Introduction

The purpose of twistor diagram theory remains as first envisaged by Penrose [18]. It is to enable us to identify a new fundamental structure in twistor geometry for the description of quantum field theory (QFT) in flat space-time. This new structure should eliminate the unsatisfactory features of standard QFT, particularly the divergences and renormalisation schemes. The further hope is that a twistor-geometric formalism could explain the spectrum of observed physical particles and provide the starting point for the unification of QFT with gravity.

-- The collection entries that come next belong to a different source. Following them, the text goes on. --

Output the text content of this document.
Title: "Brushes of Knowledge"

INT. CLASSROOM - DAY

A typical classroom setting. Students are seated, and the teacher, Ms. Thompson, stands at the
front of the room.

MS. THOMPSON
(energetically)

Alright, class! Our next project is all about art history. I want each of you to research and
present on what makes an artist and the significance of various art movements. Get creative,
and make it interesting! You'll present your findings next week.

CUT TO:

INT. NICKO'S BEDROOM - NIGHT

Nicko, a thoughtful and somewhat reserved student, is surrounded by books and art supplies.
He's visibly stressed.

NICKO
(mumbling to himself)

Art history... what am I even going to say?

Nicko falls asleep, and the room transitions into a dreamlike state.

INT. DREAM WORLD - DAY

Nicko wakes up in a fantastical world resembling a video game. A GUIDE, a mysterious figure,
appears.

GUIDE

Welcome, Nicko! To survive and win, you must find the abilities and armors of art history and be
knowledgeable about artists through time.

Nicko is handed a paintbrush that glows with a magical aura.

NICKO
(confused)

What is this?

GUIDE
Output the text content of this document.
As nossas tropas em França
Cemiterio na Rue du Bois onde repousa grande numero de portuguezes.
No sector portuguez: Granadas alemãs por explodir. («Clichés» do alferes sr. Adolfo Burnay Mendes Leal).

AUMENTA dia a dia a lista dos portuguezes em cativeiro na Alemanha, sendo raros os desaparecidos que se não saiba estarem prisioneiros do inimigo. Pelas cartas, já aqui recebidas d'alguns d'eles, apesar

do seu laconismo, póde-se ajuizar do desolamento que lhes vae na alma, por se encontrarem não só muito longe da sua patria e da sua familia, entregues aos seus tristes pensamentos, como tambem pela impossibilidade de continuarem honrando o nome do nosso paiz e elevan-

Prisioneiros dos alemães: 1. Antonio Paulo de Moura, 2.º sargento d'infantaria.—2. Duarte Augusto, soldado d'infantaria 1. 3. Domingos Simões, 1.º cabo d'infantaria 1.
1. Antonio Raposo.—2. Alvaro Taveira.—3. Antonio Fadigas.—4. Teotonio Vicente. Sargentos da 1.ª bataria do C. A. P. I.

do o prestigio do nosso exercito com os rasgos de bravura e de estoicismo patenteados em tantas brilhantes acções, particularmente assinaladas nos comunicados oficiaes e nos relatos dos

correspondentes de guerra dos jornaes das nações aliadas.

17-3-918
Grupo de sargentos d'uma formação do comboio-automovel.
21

The essential character of twistor diagram theory also remains Penrose's. The idea is that twistor diagrams themselves are to play the role in a twistorial QFT of Feynman diagrams in conventional QFT. That is, they are to supply a perturbation expansion calculus for physical scattering amplitudes. The guiding principle is that in analogy to Feynman diagrams they should be defined by the systematic combination of very simple elements. These elements and the rules for combining them should be expressible in a form which is essentially combinatorial (hence appropriately represented by a diagrammatic formalism). The elements and the rules should also be manifestly finite. In the original ‘classical’ theory they were also to be manifestly conformally invariant. As such the theory was at first necessarily restricted to the description of massless fields, and indeed was envisaged originally as to be applied to massless quantum electrodynamics (QED).